8. The apparatus of claims 1, wherein the connections between the connectors and counter connectors comprise: an electric power connection for providing electrical power to the module; and a cooling connecting for providing cooling to the to the pump module.

9. The apparatus of claim 8, wherein the connections between the connectors and the counter connectors comprise: a flowing gas connection for providing flowing gas to the pump module; and a data transfer connection for transferring data between the pump module and the carrier.

10. The apparatus of claim 8, wherein the cooling connection comprises: a connector on the pump module having a seal; and a counter connector on the carrier having a flat sealing surface, wherein the seal is pressed against the sealing surface by the holder.

11. The apparatus of claim 9, wherein the flowing gas connection comprises: a connector on the pump module having a seal; and a counter connector on the carrier having a flat sealing surface, wherein the seal is pressed against the sealing surface by the holder.

12. The apparatus of claim 8, wherein the electric power connection comprises: a connector on the pump module having flat contacts; and a counter connector on the carrier having flat contacts, wherein the flat contact of the connector and the counter connector are pressed against the sealing surface by the holder.

13. The apparatus of any one of claim 9, wherein the data transfer connection comprises: a plug on the pump module; and a plug on the carrier, wherein the plug on the pump module and on the carrier are floatingly disposed on the pump module and on the carrier.

14. The apparatus of claim 10, wherein the connections between the connectors and the counter connectors comprise: a flowing gas connection for providing flowing gas to the pump module; and a data transfer connection for transferring data between the pump module and the carrier, and wherein the connector of the cooling connection is provided on the bearing side of the pump module in a plane that is lower than a plane in which the connector of the data transfer connection and the current supply connectors are provided.

15. The apparatus of claim 2, wherein the holder comprises one or more tension levers that tension the bearing surface of the pump module into abutment against the bearing surface of the carrier.

16. The apparatus of claim 15, wherein the holder comprises a tension lever that tensions the pivot bearing of the pump module along a direction in which the pump module is inserted into the carrier against the counter pivot bearing of the carrier and that tensions the bearing surface of the pump module lying against the counter pivot bearing into abutment against the bearing surface of the carrier.
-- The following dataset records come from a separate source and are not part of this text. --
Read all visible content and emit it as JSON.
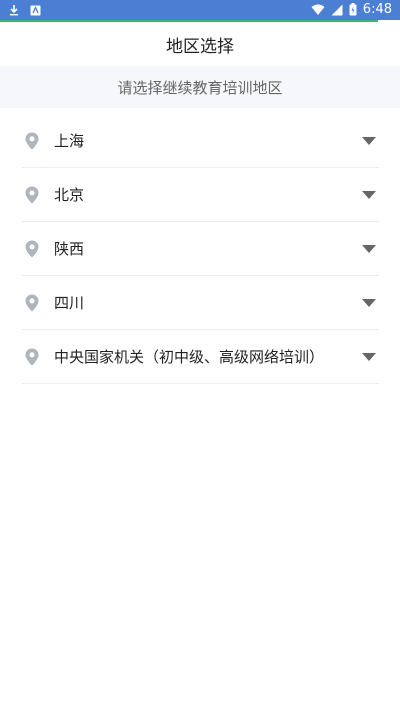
{
  "status_bar": {
    "time": "6:48",
    "icons_left": [
      "download-icon",
      "app-notification-icon"
    ],
    "icons_right": [
      "wifi-icon",
      "cell-signal-icon",
      "battery-icon"
    ]
  },
  "header": {
    "title": "地区选择"
  },
  "subtitle": "请选择继续教育培训地区",
  "regions": [
    {
      "label": "上海"
    },
    {
      "label": "北京"
    },
    {
      "label": "陕西"
    },
    {
      "label": "四川"
    },
    {
      "label": "中央国家机关（初中级、高级网络培训）"
    }
  ],
  "colors": {
    "status_bar": "#4a7fd4",
    "accent_line": "#3cb371",
    "pin": "#b0b4bb",
    "chevron": "#666666"
  }
}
17. The apparatus of claim 16, wherein the tension lever is supported on the carrier and engages with an end of the pump module opposite the front end of the module.

18. The apparatus of claim 1, wherein the carrier comprises a plurality of bearing surfaces located adjacent to each other, each bearing surface having counter connectors and counter pivot bearings for receiving a pump module.

19. The apparatus of claim 18, wherein the bearing surfaces are disposed along a circular arc and further comprising optics disposed within the circular arc, wherein the optics combine output laser beams from all pump modules inserted onto the carrier into one common laser beam.

20. A method of fastening a laser pump module to a carrier, wherein the laser pump module comprises a module bearing surface, recesses, and connectors on a bearing side of the pump module and the carrier comprises at least one carrier bearing surface, swivel pins, and counter connectors on a bearing side of the carrier, the method comprising: inserting the pump module along an insertion direction onto the carrier, such that recesses of the pump module engage swivel pins of the carrier to locate the pump module in a pre-determined position on the carrier; and engaging a holder to hold the module bearing surface of the pump module in abutment against the carrier bearing surface of the at least one carrier, such that connections are formed between the connectors and the counter connectors.